Archive for the 'd60' Tag

Nikon D60, layu sebelum berkembang?

Maafkan saya atas judul diatas yang barangkali kurang enak dibaca.

Saya pemakai kamera DSLR Nikon. Saya juga mengagumi banyak jajaran kamera DLSR Nikon kelas profesional. Saya juga terkesan akan kehebatan Nikon dalam membuat lensa-lensa untuk DSLRnya. Saya cukup banyak menulis tentang DSLR Nikon di blog ini.

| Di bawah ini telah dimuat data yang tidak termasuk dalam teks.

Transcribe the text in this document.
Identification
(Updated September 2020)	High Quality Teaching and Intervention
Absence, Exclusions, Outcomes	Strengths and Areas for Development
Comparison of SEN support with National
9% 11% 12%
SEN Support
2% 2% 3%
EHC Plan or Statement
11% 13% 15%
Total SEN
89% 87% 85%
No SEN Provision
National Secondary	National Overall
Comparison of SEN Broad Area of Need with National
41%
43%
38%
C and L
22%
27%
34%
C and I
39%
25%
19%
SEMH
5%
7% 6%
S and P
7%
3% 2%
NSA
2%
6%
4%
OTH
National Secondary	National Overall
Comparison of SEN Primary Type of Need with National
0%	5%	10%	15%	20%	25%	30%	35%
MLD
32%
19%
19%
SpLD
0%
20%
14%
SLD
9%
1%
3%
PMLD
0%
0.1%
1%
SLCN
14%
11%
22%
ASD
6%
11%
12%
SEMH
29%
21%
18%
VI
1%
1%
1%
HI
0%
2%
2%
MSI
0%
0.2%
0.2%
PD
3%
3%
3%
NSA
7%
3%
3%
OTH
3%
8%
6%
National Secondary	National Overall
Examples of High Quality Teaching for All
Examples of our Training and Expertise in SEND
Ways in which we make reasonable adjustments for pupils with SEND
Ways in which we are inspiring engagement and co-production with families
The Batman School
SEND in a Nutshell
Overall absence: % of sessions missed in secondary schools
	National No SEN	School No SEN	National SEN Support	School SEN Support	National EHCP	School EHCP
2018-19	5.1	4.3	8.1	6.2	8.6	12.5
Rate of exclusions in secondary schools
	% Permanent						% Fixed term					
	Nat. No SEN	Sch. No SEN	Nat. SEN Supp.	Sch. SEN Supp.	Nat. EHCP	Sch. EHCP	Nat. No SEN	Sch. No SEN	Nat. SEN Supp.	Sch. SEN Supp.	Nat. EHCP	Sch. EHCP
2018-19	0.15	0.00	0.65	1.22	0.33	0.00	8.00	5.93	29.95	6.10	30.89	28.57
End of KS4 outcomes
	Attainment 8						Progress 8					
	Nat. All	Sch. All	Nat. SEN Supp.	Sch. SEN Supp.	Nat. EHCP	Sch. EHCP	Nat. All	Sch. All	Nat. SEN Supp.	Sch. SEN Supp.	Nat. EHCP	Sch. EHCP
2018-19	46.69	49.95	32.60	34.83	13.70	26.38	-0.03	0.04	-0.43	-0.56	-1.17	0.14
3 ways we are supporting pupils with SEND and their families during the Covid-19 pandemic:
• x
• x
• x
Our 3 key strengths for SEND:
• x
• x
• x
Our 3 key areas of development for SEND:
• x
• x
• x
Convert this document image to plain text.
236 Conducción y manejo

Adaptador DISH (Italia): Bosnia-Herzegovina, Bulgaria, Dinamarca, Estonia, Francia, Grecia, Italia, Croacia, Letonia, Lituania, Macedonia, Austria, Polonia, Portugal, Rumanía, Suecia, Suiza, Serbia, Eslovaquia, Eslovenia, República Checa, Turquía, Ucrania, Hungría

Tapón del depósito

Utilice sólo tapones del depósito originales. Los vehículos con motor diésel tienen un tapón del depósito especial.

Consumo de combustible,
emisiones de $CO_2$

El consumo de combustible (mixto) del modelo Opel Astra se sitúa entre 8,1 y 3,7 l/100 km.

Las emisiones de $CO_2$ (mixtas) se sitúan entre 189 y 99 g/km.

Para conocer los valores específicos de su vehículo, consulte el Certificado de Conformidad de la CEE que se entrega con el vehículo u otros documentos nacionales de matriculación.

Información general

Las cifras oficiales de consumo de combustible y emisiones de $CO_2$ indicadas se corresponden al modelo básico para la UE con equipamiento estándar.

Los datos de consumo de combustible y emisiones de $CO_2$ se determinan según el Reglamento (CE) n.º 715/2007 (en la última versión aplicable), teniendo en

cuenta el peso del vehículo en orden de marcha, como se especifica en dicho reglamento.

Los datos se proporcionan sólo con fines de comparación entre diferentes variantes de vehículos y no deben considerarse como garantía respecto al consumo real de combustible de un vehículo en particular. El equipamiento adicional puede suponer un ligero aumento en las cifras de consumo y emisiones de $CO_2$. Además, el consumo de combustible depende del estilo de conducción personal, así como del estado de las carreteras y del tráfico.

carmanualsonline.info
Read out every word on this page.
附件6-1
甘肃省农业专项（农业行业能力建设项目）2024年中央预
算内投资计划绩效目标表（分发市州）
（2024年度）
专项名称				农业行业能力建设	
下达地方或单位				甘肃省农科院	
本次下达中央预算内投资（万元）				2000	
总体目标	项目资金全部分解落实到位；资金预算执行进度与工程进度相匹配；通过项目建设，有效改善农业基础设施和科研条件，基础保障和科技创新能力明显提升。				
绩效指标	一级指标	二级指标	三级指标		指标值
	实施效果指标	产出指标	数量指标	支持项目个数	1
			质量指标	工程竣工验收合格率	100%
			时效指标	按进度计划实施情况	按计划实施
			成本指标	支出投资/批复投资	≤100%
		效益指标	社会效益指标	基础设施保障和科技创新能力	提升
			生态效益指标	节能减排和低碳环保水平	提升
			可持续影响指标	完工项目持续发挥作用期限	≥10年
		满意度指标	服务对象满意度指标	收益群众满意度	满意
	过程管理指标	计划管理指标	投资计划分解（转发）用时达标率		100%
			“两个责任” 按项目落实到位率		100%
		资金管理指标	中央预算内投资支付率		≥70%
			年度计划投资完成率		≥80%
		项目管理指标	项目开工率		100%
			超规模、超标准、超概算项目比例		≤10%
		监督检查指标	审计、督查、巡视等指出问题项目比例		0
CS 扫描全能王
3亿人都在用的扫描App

Tapi khusus untuk DSLR Nikon D60 ini, entah kenapa saya cukup kecewa dengan Nikon. Hal ini mungkin karena saya berharap D60 (seharusnya) tetap dapat tetap menjadi andalan Nikon yang dapat merajai pasaran DSLR kelas bawah. Setidaknya D60 (seharusnya) bakal sesukses kamera Nikon D40 yang saya pakai hingga saat ini.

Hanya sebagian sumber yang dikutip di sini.